We get to the other side, get back on the bus, I’m still in the front seat, thankfully, because I didn’t know what was ahead of us. Did I think the road was bumpy until now? Boy, that was nothing compared to the dirt road on the island!

Khuzir

This is a small town/village halfway up the island, on the west coast. It lives off tourism, providing countless hostels, guesthouses and a couple of hotels. Bike rentals, excursion tours commonly to go to the north of the island. And a few souvenir stands and shops, and cafés.

There are quite a few start dogs around town.

Cows are free to roam around as they wish and can regularly be seen around town.
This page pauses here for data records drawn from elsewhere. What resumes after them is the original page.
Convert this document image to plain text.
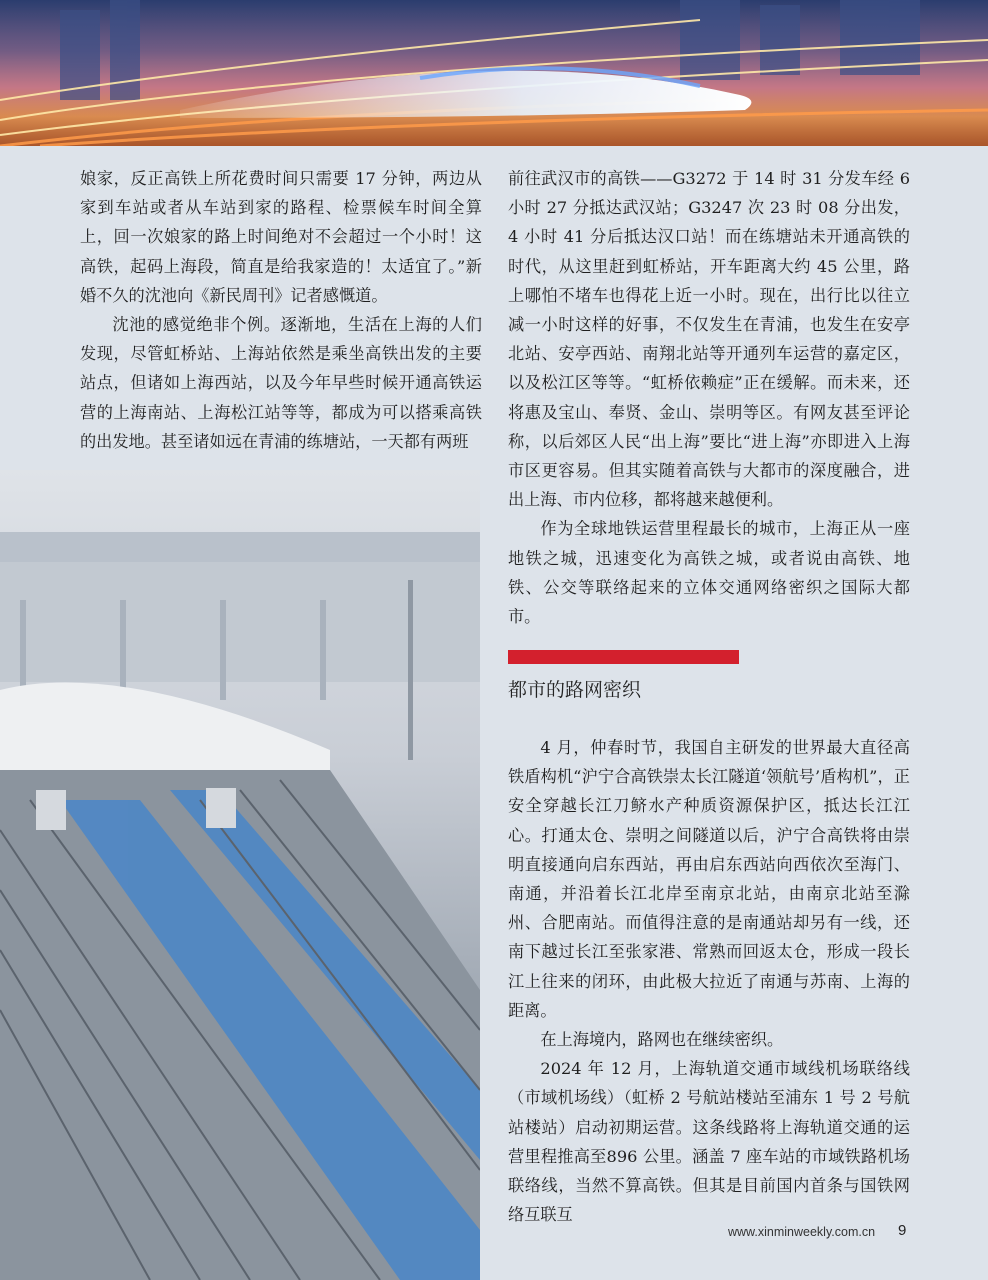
娘家，反正高铁上所花费时间只需要 17 分钟，两边从家到车站或者从车站到家的路程、检票候车时间全算上，回一次娘家的路上时间绝对不会超过一个小时！这高铁，起码上海段，简直是给我家造的！太适宜了。”新婚不久的沈池向《新民周刊》记者感慨道。

沈池的感觉绝非个例。逐渐地，生活在上海的人们发现，尽管虹桥站、上海站依然是乘坐高铁出发的主要站点，但诸如上海西站，以及今年早些时候开通高铁运营的上海南站、上海松江站等等，都成为可以搭乘高铁的出发地。甚至诸如远在青浦的练塘站，一天都有两班

前往武汉市的高铁——G3272 于 14 时 31 分发车经 6 小时 27 分抵达武汉站；G3247 次 23 时 08 分出发，4 小时 41 分后抵达汉口站！而在练塘站未开通高铁的时代，从这里赶到虹桥站，开车距离大约 45 公里，路上哪怕不堵车也得花上近一小时。现在，出行比以往立减一小时这样的好事，不仅发生在青浦，也发生在安亭北站、安亭西站、南翔北站等开通列车运营的嘉定区，以及松江区等等。“虹桥依赖症”正在缓解。而未来，还将惠及宝山、奉贤、金山、崇明等区。有网友甚至评论称，以后郊区人民“出上海”要比“进上海”亦即进入上海市区更容易。但其实随着高铁与大都市的深度融合，进出上海、市内位移，都将越来越便利。

作为全球地铁运营里程最长的城市，上海正从一座地铁之城，迅速变化为高铁之城，或者说由高铁、地铁、公交等联络起来的立体交通网络密织之国际大都市。

都市的路网密织

4 月，仲春时节，我国自主研发的世界最大直径高铁盾构机“沪宁合高铁崇太长江隧道‘领航号’盾构机”，正安全穿越长江刀鲚水产种质资源保护区，抵达长江江心。打通太仓、崇明之间隧道以后，沪宁合高铁将由崇明直接通向启东西站，再由启东西站向西依次至海门、南通，并沿着长江北岸至南京北站，由南京北站至滁州、合肥南站。而值得注意的是南通站却另有一线，还南下越过长江至张家港、常熟而回返太仓，形成一段长江上往来的闭环，由此极大拉近了南通与苏南、上海的距离。

在上海境内，路网也在继续密织。

2024 年 12 月，上海轨道交通市域线机场联络线（市域机场线）（虹桥 2 号航站楼站至浦东 1 号 2 号航站楼站）启动初期运营。这条线路将上海轨道交通的运营里程推高至896 公里。涵盖 7 座车站的市域铁路机场联络线，当然不算高铁。但其是目前国内首条与国铁网络互联互

www.xinminweekly.com.cn 9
We even witnessed some chasing a dog.

The main attraction just near the village is Shaman rock. Read for yourself ☺

Of course, I should also include the safety warnings.

We went to see shaman rock, but could not find any cave. Just above shaman rock are a number of wooden poles completely covered in coloured rags. This is supposed to ward off evil spirits… or something.

The first hostel we stayed in had only one shower and two toilets for the whole hostel, and was full of Chinese tourists, so we changed hostels on the second day.

Whilst we could have booked excursions to go to the north, they were not that cheap and there was plenty to enjoy just near Khuzir for the few days we were there. After changing hostels, we went to the biggest beach, where few people were actually in the water. Explained simply because it was cold.

Lake Baikal, at 456m of altitude, is the biggest lake on Earth in terms of volume. the water was very clear.

I was not feeling like venturing too far, preferring to spend these few days just relaxing and catching up after our marathon of Russian cities. So I spent a day or two mostly on a café terrace, taking in the view and pondering life goals and such, followed by aimlessly wandering around town.

This looks like the local Irish pub.

Near the village “harbour”, more likely pontoon, there were a few rusting boats in a row on the sand. I discarded them but followed up with a double take.

Street art, on boat hulls!

Cool!

Ah, more cows, having stroll along the beach.

When not spending the days by myself, we mostly sat down on some rocks by the water, trying to find the least windy spot, and read. I have now moved onto “The Prince” by Machiavelli.

We went stargazing on evening, and despite the town lights, were able to witness some impressive shooting stars. Sadly the camera on a mobile phone is useless for shooting stars. Pun intended.

There were also a few enjoyable sunsets.

All in all, I liked Olkhon island and I may return here one day. The occasion to explore other parts of the island.